Making of the Fruit Tarts
by Hau Ming (Jamie) Li, USA


Custard is yellowish in color, with a high specularity and some reflection.  I cloned a piece of custard color, painted the entire layer with that color, added some noise and Gaussian-blurred it.  For the specularity maps, I used a noise filter and painted it with a white brush and added a tint of light blue in the color balance of the attribute.  And I used a skin shader for the photorealistic look.


Custard color map and 2 specularity map

For the grapes, I took a piece of a grape image, scaled it, used brightness and contrast, level and blurred it.  I did the same with the raspberries, except I used a white brush and painted the center for that powdery look.  Here are the textures I used for the Red grapes, Green grapes, and Raspberries.


Red grape textures


Green grape textures


Raspberry textures

To make a fruit fresh and wet looking without waterdrops

It is very simple really; all you need is a black and white noise file with a tint of light blue for the color balance for the secondary specularity attribute and a little bit of reflection.  On the left is a red grape with the default secondary attribute which means no file texture.  On the right is a grape with the noise file texture for the secondary specularity attribute.  Next is the added reflection.



Lighting


I used 3 Point Lights, 2 Area Lights and an HDRI.  The main light is the back light with an orange color to represent the sun coming into the room hitting the surfaces of the fruits.  Then I add a low intensity Area Light hitting the side of the raspberries with the same orange color as the back light.  I had that Area Light light-linked to the selected bulbs of the raspberries, which I named litballs, as well as the custard of that tart to give that realistic look.
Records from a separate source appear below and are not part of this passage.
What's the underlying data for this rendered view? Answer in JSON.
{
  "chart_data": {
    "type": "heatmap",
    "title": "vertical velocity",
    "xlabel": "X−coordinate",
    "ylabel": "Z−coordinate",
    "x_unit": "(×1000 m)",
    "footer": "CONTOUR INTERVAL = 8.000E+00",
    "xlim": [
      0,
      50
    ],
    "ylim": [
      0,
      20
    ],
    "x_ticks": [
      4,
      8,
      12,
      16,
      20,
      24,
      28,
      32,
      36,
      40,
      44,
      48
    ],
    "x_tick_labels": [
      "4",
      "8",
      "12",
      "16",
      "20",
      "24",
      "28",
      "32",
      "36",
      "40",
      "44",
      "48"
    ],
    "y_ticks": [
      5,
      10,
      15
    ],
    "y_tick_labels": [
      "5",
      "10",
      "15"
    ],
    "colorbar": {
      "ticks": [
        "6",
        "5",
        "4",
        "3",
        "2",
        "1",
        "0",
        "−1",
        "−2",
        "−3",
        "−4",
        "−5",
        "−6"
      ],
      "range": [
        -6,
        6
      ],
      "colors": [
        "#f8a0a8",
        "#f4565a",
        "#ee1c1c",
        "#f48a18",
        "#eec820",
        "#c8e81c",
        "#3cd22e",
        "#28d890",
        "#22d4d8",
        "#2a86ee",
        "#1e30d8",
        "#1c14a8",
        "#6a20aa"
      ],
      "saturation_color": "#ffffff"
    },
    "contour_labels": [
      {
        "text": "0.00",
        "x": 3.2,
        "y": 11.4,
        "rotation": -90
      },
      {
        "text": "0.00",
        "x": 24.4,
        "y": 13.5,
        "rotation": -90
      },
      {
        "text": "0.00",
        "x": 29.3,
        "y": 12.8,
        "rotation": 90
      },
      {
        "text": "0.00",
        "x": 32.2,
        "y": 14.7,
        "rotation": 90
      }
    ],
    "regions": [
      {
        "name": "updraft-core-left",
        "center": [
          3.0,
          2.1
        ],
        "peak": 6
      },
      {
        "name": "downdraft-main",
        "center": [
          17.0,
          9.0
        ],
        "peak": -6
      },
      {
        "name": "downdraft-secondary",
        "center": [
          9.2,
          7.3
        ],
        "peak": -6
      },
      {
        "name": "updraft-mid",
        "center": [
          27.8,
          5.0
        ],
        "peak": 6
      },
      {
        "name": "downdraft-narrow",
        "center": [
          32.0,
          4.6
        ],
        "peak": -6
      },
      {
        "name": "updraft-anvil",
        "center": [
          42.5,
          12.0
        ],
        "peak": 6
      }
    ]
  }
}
Skin shader is a very processor-expensive node if you are not using it to texture a character.  Food is more translucent than human skin, so the values in the attribute of the skin shader are a lot higher, along with the scale conversion as the more translucent it is, the more noise you will see.  So you have to add higher values in the scale conversion to balance it.  You can adjust the lightmap as well, if you want smaller values in the scale conversion.   The skin shader can only take so much before it gets corrupted by tweaking it for so long.  It turns black in the hardware view.  And if that happens to you, either open the same scene without saving it, or use a fresh node and copy and paste the attributes from the old node to the new node. 


Back to lighting, I added a point light with a reddish raspberry color inside each of the raspberries to enhance the translucencies.  I also added a low negative point light of -2 to absorb the lights and enhance the shadows at the front right between the raspberry tart and the pomegranate tart.  Be careful with the use of the negative light as it is more expensive than a positive light.  In addition, it makes the neighboring textures bleed if the intensity is too high.  So use very little.